Zwischen einer Erschießungsszene im spanischen Toledo nach dem Einmarsch der napoleonischen Truppen und schießenden Polizisten in einem Zoo zeigen sich kleine Episoden von zufälligen Begegnungen: Ein Dragonerleutnant küsst in einer Kirche die Statue einer Frau, worauf er von der benachbarten Statue, einem Ritter in Rüstung, eins übergebraten bekommt. Im doppelten Sinne verletzt ordnet der Offizier an, die Dame, die von der Statue verkörpert wird, zu exhumieren und sie in sein Bett zu legen. Diese Geschichte liest ein Kindermädchen im Park, während das zu beaufsichtigende Kind von einem fremden Mann angesprochen wird, der ihm einen Stapel Postkarten schenkt. Stolz präsentiert das Mädchen die Postkarten den Eltern, die entsetzt sind: Die Karten zeigen berühmte Sehenswürdigkeiten in Paris! Der Spinnen sammelnde Vater hat in der Nacht merkwürdige Träume, weswegen er am anderen Morgen zum Arzt geht. Die Arztgehilfin begibt sich zu ihrem kranken Vater aufs Land, muss wegen schlechten Wetters in einem Gasthof einkehren, wo Mönche Poker spielen, ein junger Mann seine alte Tante umzubringen versucht und ein Hutmacher sich masochistischen Spielchen hingibt. Ein Ausbilder der Gendarmerie hat keinerlei Autorität; ein "Dichter-Mörder" zielt von der Tour Montparnasse auf seine Opfer; ein Polizeipräfekt wird verhaftet ...
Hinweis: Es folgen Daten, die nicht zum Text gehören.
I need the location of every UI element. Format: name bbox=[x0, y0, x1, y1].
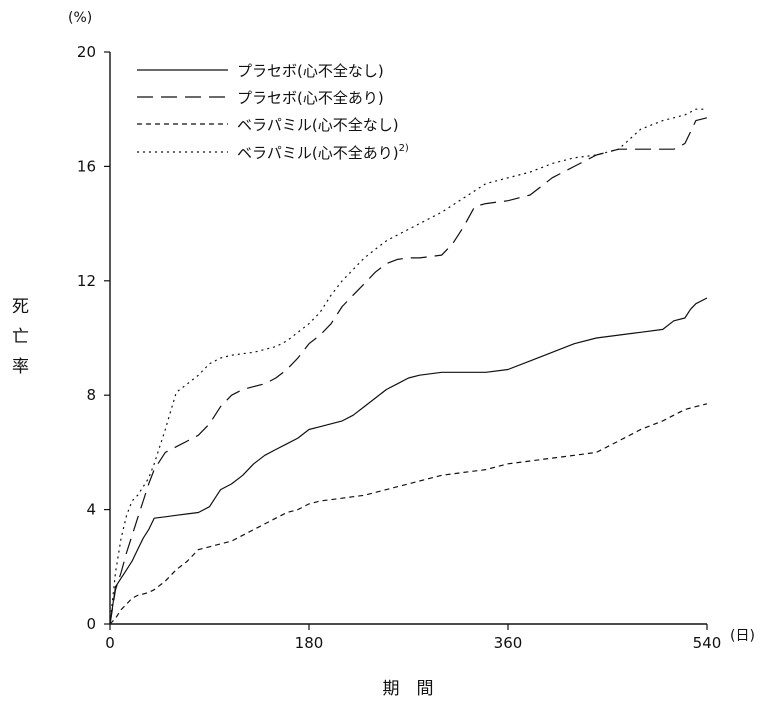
legend-label-placebo-no-hf: プラセボ(心不全なし) bbox=[237, 62, 384, 80]
y-axis-title: 死 亡 率 bbox=[12, 297, 29, 377]
legend: プラセボ(心不全なし) プラセボ(心不全あり) ベラパミル(心不全なし) ベラパ… bbox=[137, 62, 409, 162]
y-tick-label: 16 bbox=[77, 157, 96, 175]
series-verapamil-no-hf bbox=[109, 403, 708, 625]
y-tick-label: 8 bbox=[86, 386, 96, 404]
x-tick-label: 360 bbox=[494, 634, 523, 652]
legend-superscript: 2) bbox=[399, 143, 409, 154]
axis-ticks: 0 4 8 12 16 20 0 180 360 540 bbox=[77, 43, 721, 652]
y-tick-label: 20 bbox=[77, 43, 96, 61]
x-unit-label: (日) bbox=[730, 628, 755, 644]
x-tick-label: 0 bbox=[105, 634, 115, 652]
legend-label-placebo-hf: プラセボ(心不全あり) bbox=[237, 89, 384, 107]
y-axis-title-char-2: 亡 bbox=[12, 327, 29, 347]
series-placebo-hf bbox=[109, 117, 708, 625]
legend-label-verapamil-hf-text: ベラパミル(心不全あり) bbox=[237, 144, 399, 162]
y-unit-label: (%) bbox=[68, 10, 92, 26]
legend-label-verapamil-no-hf: ベラパミル(心不全なし) bbox=[237, 116, 399, 134]
series-lines bbox=[109, 108, 708, 625]
y-axis-title-char-1: 死 bbox=[12, 297, 29, 317]
x-tick-label: 540 bbox=[693, 634, 722, 652]
y-tick-label: 0 bbox=[86, 615, 96, 633]
x-axis-title: 期 間 bbox=[383, 679, 434, 699]
y-tick-label: 4 bbox=[86, 501, 96, 519]
y-tick-label: 12 bbox=[77, 272, 96, 290]
series-verapamil-hf bbox=[109, 108, 707, 625]
y-axis-title-char-3: 率 bbox=[12, 357, 29, 377]
legend-label-verapamil-hf: ベラパミル(心不全あり)2) bbox=[237, 143, 409, 162]
x-tick-label: 180 bbox=[295, 634, 324, 652]
series-placebo-no-hf bbox=[109, 297, 708, 625]
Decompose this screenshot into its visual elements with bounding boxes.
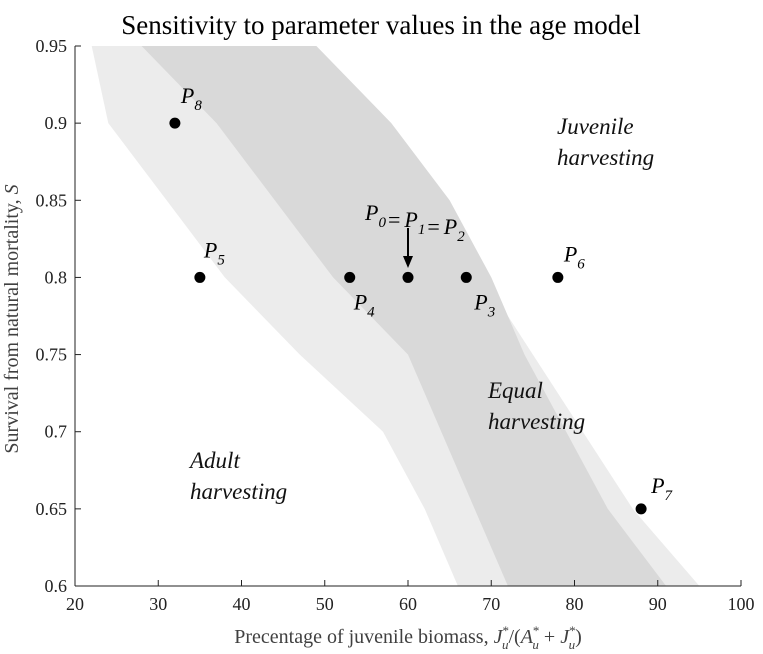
x-label-part: )	[575, 626, 582, 648]
point-label-p4: P4	[353, 289, 375, 320]
p-letter: P	[443, 214, 457, 239]
x-label-part: u	[569, 637, 576, 652]
p-subscript: 3	[487, 304, 496, 320]
x-tick-label: 90	[649, 594, 667, 614]
data-point-p5	[194, 271, 206, 283]
x-label-part: J	[560, 626, 570, 648]
equal-harvesting-label-line: Equal	[487, 378, 543, 403]
y-tick-label: 0.9	[45, 113, 68, 133]
y-label-part: S	[1, 184, 23, 194]
y-label-part: Survival from natural mortality,	[1, 194, 23, 453]
p-letter: P	[403, 207, 417, 232]
data-point-p3	[460, 271, 472, 283]
x-tick-label: 80	[566, 594, 584, 614]
data-point-p6	[552, 271, 564, 283]
x-tick-label: 70	[482, 594, 500, 614]
equal-harvesting-label: Equal harvesting	[487, 378, 585, 434]
x-label-part: A	[519, 626, 534, 648]
adult-harvesting-label-line: harvesting	[190, 479, 287, 504]
y-tick-label: 0.75	[36, 345, 68, 365]
axis-ticks: 20 30 40 50 60 70 80 90 1000.60.650.70.750.80.85…	[36, 36, 755, 614]
harvesting-bands	[91, 46, 700, 586]
x-tick-label: 100	[728, 594, 755, 614]
y-tick-label: 0.7	[45, 422, 68, 442]
x-label-part: *	[533, 623, 540, 638]
p-subscript: 7	[665, 488, 674, 504]
point-label-p6: P6	[563, 241, 585, 272]
p-subscript: 8	[194, 98, 202, 114]
chart-title: Sensitivity to parameter values in the a…	[121, 10, 641, 40]
p-letter: P	[180, 83, 194, 108]
x-axis-label: Precentage of juvenile biomass, J* u/(A* u…	[234, 623, 582, 652]
juvenile-harvesting-label-line: Juvenile	[557, 114, 634, 139]
x-label-part: Precentage of juvenile biomass,	[234, 626, 493, 648]
y-tick-label: 0.8	[45, 267, 68, 287]
juvenile-harvesting-label-line: harvesting	[557, 145, 654, 170]
y-tick-label: 0.85	[36, 190, 68, 210]
x-label-part: u	[502, 637, 509, 652]
p-letter: P	[364, 200, 378, 225]
point-label-p8: P8	[180, 83, 202, 114]
p-letter: P	[353, 289, 367, 314]
point-label-p5: P5	[203, 237, 225, 268]
x-tick-label: 30	[149, 594, 167, 614]
data-point-p8	[169, 117, 181, 129]
p-subscript: 5	[217, 252, 225, 268]
juvenile-harvesting-label: Juvenile harvesting	[557, 114, 654, 170]
band-inner	[141, 46, 667, 586]
point-label-p7: P7	[650, 473, 673, 504]
p-subscript: 2	[457, 229, 465, 245]
p-subscript: 0	[378, 215, 386, 231]
p-letter: P	[650, 473, 664, 498]
p-letter: P	[203, 237, 217, 262]
x-label-part: +	[539, 626, 560, 648]
y-axis-label: Survival from natural mortality, S	[1, 184, 23, 453]
data-point-p0	[402, 271, 414, 283]
x-label-part: u	[532, 637, 539, 652]
x-tick-label: 20	[66, 594, 84, 614]
x-tick-label: 40	[233, 594, 251, 614]
region-labels: Juvenile harvesting Equal harvesting Adult ha…	[188, 114, 654, 504]
y-tick-label: 0.65	[36, 499, 68, 519]
x-tick-label: 60	[399, 594, 417, 614]
adult-harvesting-label-line: Adult	[188, 448, 240, 473]
p-letter: P	[473, 289, 487, 314]
equal-harvesting-label-line: harvesting	[488, 409, 585, 434]
p0-p1-p2-label: P0= P1= P2	[364, 200, 465, 245]
y-tick-label: 0.6	[45, 576, 68, 596]
p-subscript: 6	[577, 256, 585, 272]
arrow-head	[403, 256, 413, 268]
point-label-p3: P3	[473, 289, 495, 320]
data-point-p7	[635, 503, 647, 515]
equals-sign: =	[427, 214, 439, 239]
p-subscript: 1	[418, 222, 426, 238]
data-point-p4	[344, 271, 356, 283]
x-label-part: /(	[508, 626, 521, 648]
p-letter: P	[563, 241, 577, 266]
x-label-part: *	[502, 623, 509, 638]
p0-arrow: P0= P1= P2	[364, 200, 465, 268]
y-tick-label: 0.95	[36, 36, 68, 56]
p-subscript: 4	[367, 304, 375, 320]
x-tick-label: 50	[316, 594, 334, 614]
equals-sign: =	[388, 207, 400, 232]
adult-harvesting-label: Adult harvesting	[188, 448, 287, 504]
x-label-part: J	[494, 626, 504, 648]
x-label-part: *	[569, 623, 576, 638]
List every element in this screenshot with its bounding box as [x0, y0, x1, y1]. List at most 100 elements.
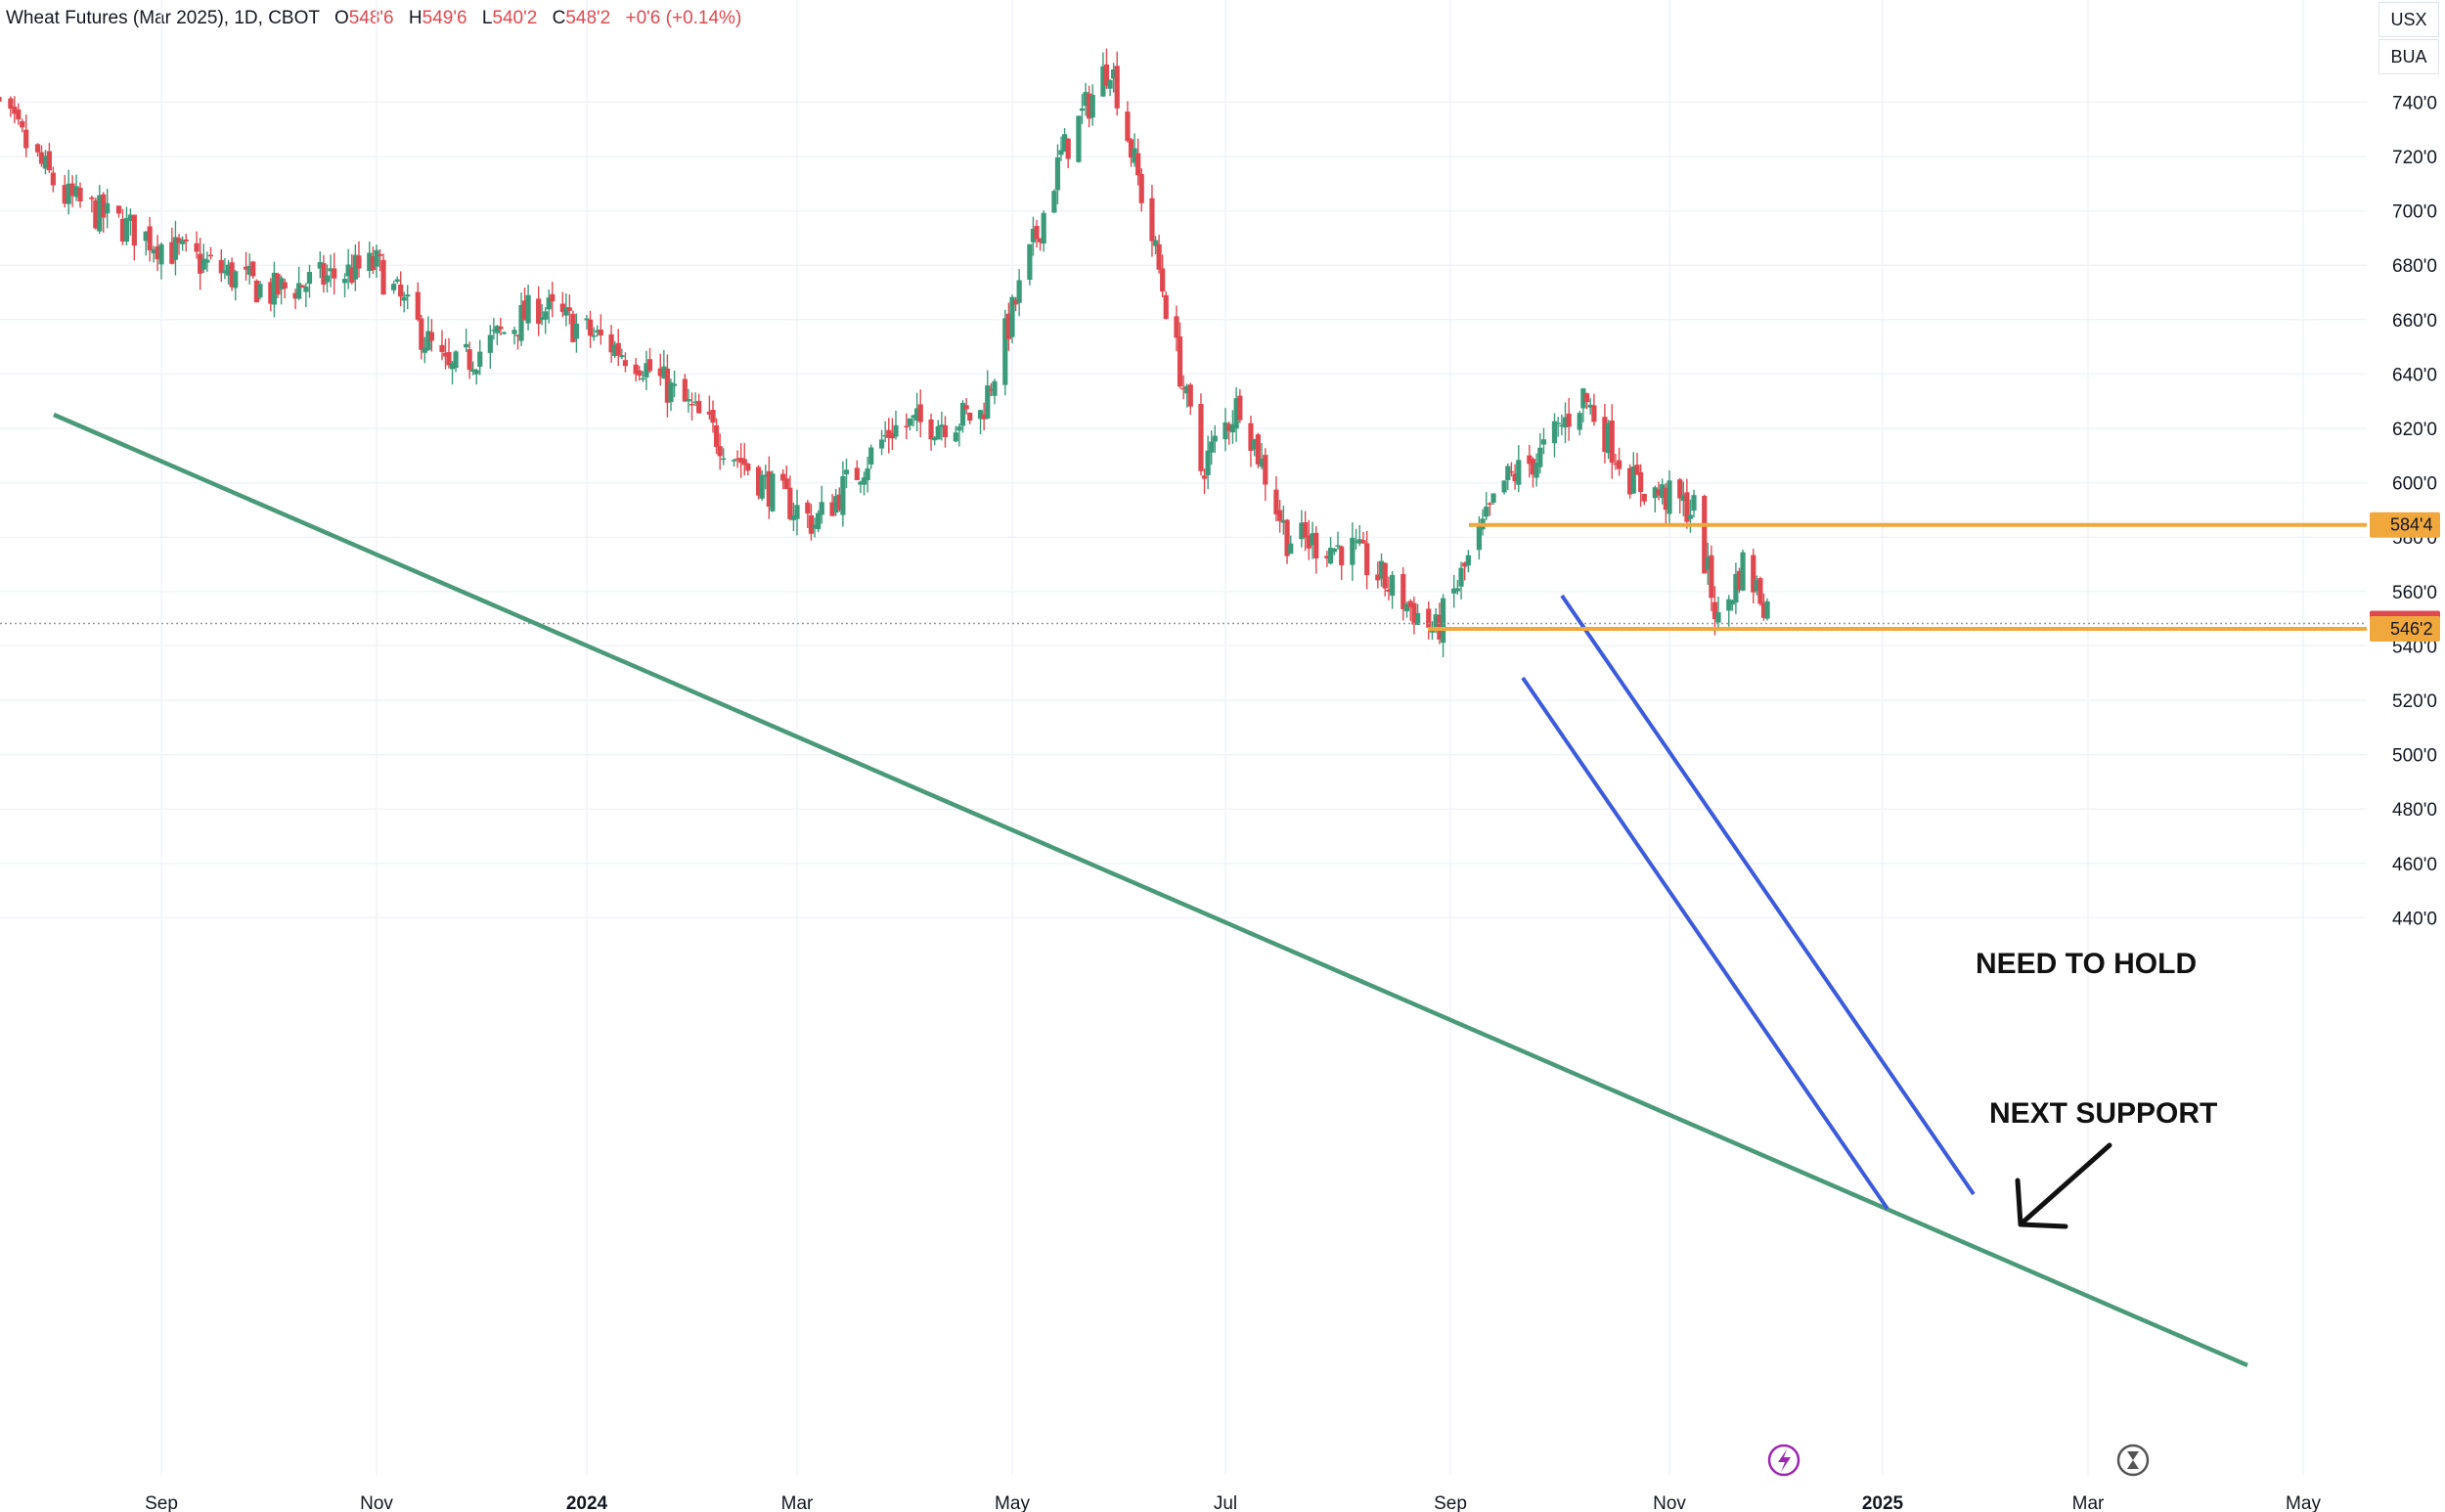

Und wieder einmal übt der spanische Regisseur Luis Buñuel rüde Kritik am Bürgertum: In fast zusammenhanglosen, aber trotzdem ineinander verschachtelten Episoden zeigt Buñuel eine Gesellschaft, in der die Freiheit als Chimäre umherwandelt. Ein surrealistisch-versponnenes, aber durchaus witziges Werk. Die Figuren tauchen nur ein paar Minuten lang auf und verschwinden immer dann von der Leinwand, wenn sich gerade eine Intrige oder ein Suspense abzeichnet. Die einzelnen Geschichten enden im Nonsens oder mit einem schlechten Scherz. Luis Buñuel und sein Ko-Autor Jean-Claude Carrière machen sich einen Spaß daraus, den Zuschauer in die Irre (d. h. auch ins Irrationale!) zu führen. Buñuel, Spaßvogel und Surrealist, mokiert sich mit seinen implodierenden Geschichtchen über unsere Sehgewohnheiten und einen starren, rationalistischen Kulturbegriff. Surrealismen statt Symbolik.